Oil prospecting, possible production and the infrastructure around them in Kaiso have another more subtle face of what they take away: hope, peace and assurance. Decisions are yet to be made about oil pipeline and refinery locations, and compensations; about who owns what stake in Uganda’s oil industry as Tullow Oil seeks to sell; or about when oil production will start, if it ever will. This waiting and not knowing, while industry and government make decisions that potentially overturn lives is not only disempowering—it is a form of structural violence.

Kaiso Women's Group after the drumming and dancing.

Betty shares her fear of a future of oil spills and gas flares, adding, however, that what breaks fear for her is being in community. Kaiso Women’s Group is well known in the region for their dance and theatre performances. Joyful song, drumming, ululations and rhythmic movement are the group’s chosen (and effective) media for sharing stories about the challenges they face. They sing about Kaiso custodianship of land including of the oil underneath the ground and encourage those listening to work together to face the negative effects of oil industry.

Moving rhythmically in unison reduces embodied trauma, and helps us to build connections. Both Ayesiza and Immaculate, two group members, assure me that when they dance, they feel good. It is evident that to break through the solitude of fear, waiting and silence, Kaiso Women’s Group has found a solution in coming together to learn, speak, act and move in community.
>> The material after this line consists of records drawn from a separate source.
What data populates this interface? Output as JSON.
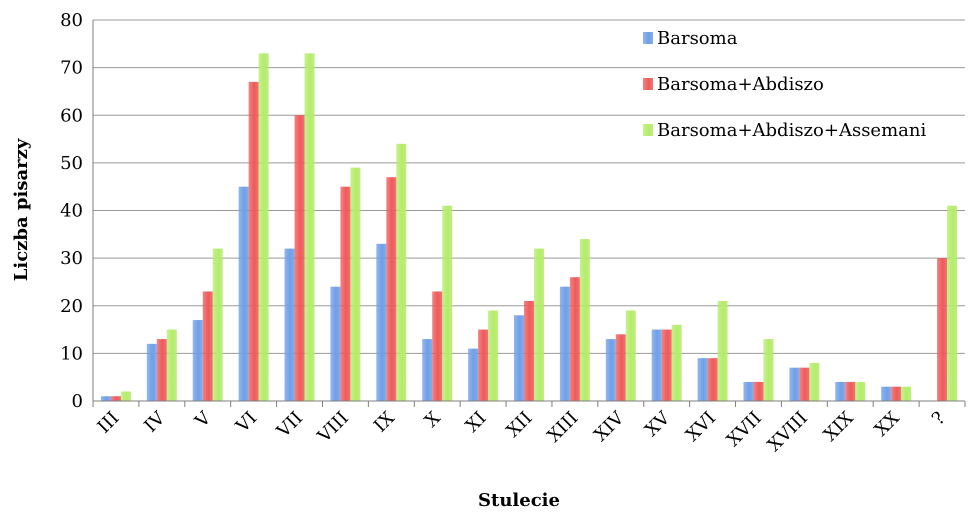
{
  "chart_data": {
    "type": "bar",
    "title": "",
    "xlabel": "Stulecie",
    "ylabel": "Liczba pisarzy",
    "ylim": [
      0,
      80
    ],
    "yticks": [
      0,
      10,
      20,
      30,
      40,
      50,
      60,
      70,
      80
    ],
    "grid": "horizontal",
    "legend_position": "top-right",
    "categories": [
      "III",
      "IV",
      "V",
      "VI",
      "VII",
      "VIII",
      "IX",
      "X",
      "XI",
      "XII",
      "XIII",
      "XIV",
      "XV",
      "XVI",
      "XVII",
      "XVIII",
      "XIX",
      "XX",
      "?"
    ],
    "series": [
      {
        "name": "Barsoma",
        "color": "#6f9fe8",
        "values": [
          1,
          12,
          17,
          45,
          32,
          24,
          33,
          13,
          11,
          18,
          24,
          13,
          15,
          9,
          4,
          7,
          4,
          3,
          0
        ]
      },
      {
        "name": "Barsoma+Abdiszo",
        "color": "#ef5a5a",
        "values": [
          1,
          13,
          23,
          67,
          60,
          45,
          47,
          23,
          15,
          21,
          26,
          14,
          15,
          9,
          4,
          7,
          4,
          3,
          30
        ]
      },
      {
        "name": "Barsoma+Abdiszo+Assemani",
        "color": "#b4ec6a",
        "values": [
          2,
          15,
          32,
          73,
          73,
          49,
          54,
          41,
          19,
          32,
          34,
          19,
          16,
          21,
          13,
          8,
          4,
          3,
          41
        ]
      }
    ]
  }
}
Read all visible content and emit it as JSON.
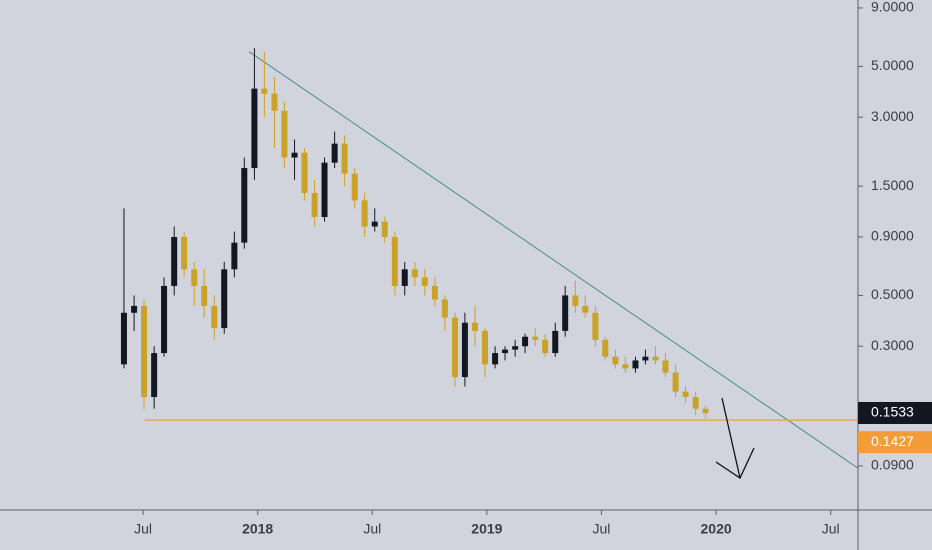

Like the oil road, “business as usual” in the form of continued oil prospecting during a climate crisis, seems unstoppable, taking from frontline communities for the benefit of industry and national governments. What Kaiso Women’s Group demonstrates is that solidarity, community and the determination to sustain generative ways of life can be equally unstoppable, even in the face of these ongoing struggles.